HeavyMethyl real-time assays for GSTP1 exon and promoter. (A–C) HeavyMethyl GSTP1 exon assay. Amplification plots of 15 ng SssI-methylated DNA indicated by solid or broken lines and 50 ng of unmethylated DNA indicated by lines with circles (A). (B) 50 ng of unmethylated DNA and 30 pg methylated DNA spiked into 50 ng unmethylated DNA representing a relative sensitivity of 1:1600 (C), which were bisulfite treated and subsequently used as template for the HeavyMethyl assay. The LightCycler detection probes were specific for bisulfite-treated unmethylated (B) or methylated DNA (A, C). HeavyMethyl assays performed with and without blocker are indicated by solid and broken lines, respectively. In (A), the HeavyMethyl assay with and without blocker is also indicated by filled and open circles, respectively. (D) HeavyMethyl GSTP1 promoter assay. The GSTP1 promoter fragment was amplified on 400 ng unmethylated (five replicates indicated by broken lines), 100 pg SssI-methylated DNA (black diamonds) and mixtures containing 100 pg (six replicates indicated by solid lines) or 50 pg (six replicates indicated by lines labeled with open diamonds) methylated DNA in 400 ng unmethylated DNA. All template DNA samples were bisulfite treated prior to real-time PCR experiments. The products were specifically detected via the FRET signal generated by the Fluorescein- and LCRed640-labeled detection probes specific for methylated bisulfite-treated DNA.

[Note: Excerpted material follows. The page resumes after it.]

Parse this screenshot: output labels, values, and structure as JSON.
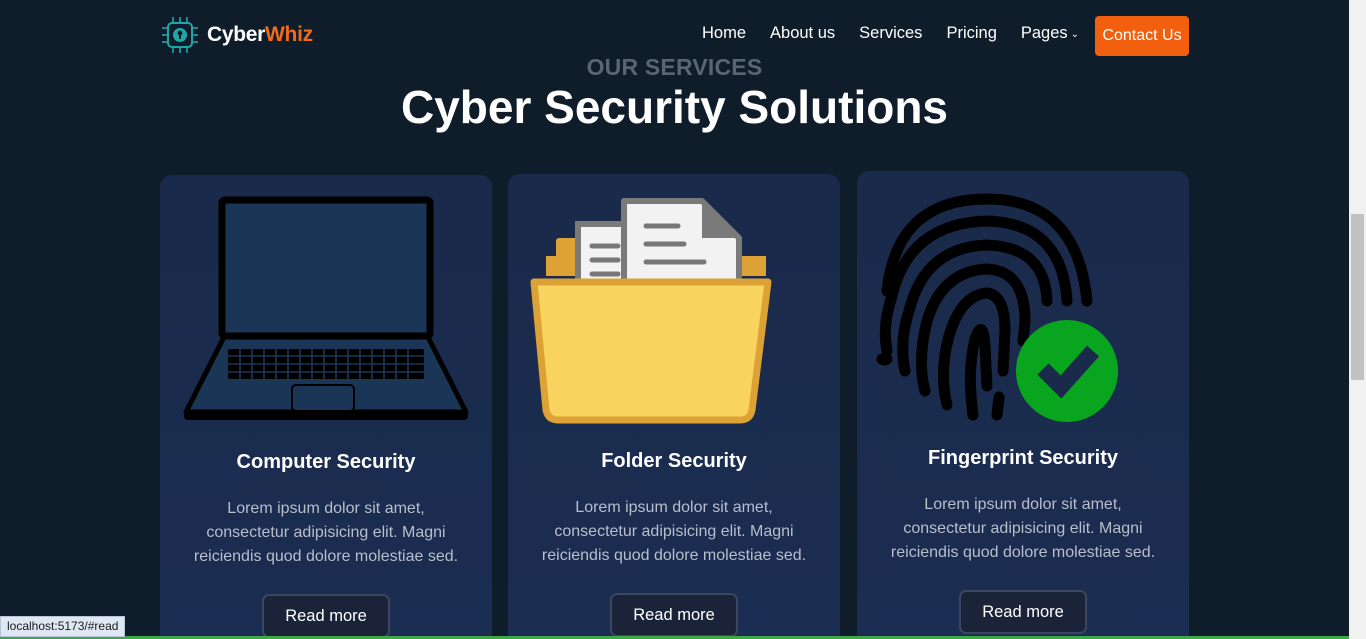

Methylation of Calcitonin in colon cancer tissue and serum samples. (A) The PMR is plotted for colon cancer tumor and normal colon tissue samples. The PMR is also plotted for five serum samples from individuals with methylated tumors and 11 serum samples from healthy control donors. (B) Methylation of Calcitonin in normal (n = 43) and adenocarcinoma (n = 33) colon samples was measured by both HeavyMethyl and MSP. ROC curves were generated by plotting the sensitivity against the false-negative rate (1 – specificity). The area under the curve (0.84 for HeavyMethyl and 0.81 for MSP) is used to evaluate the performance of the assay.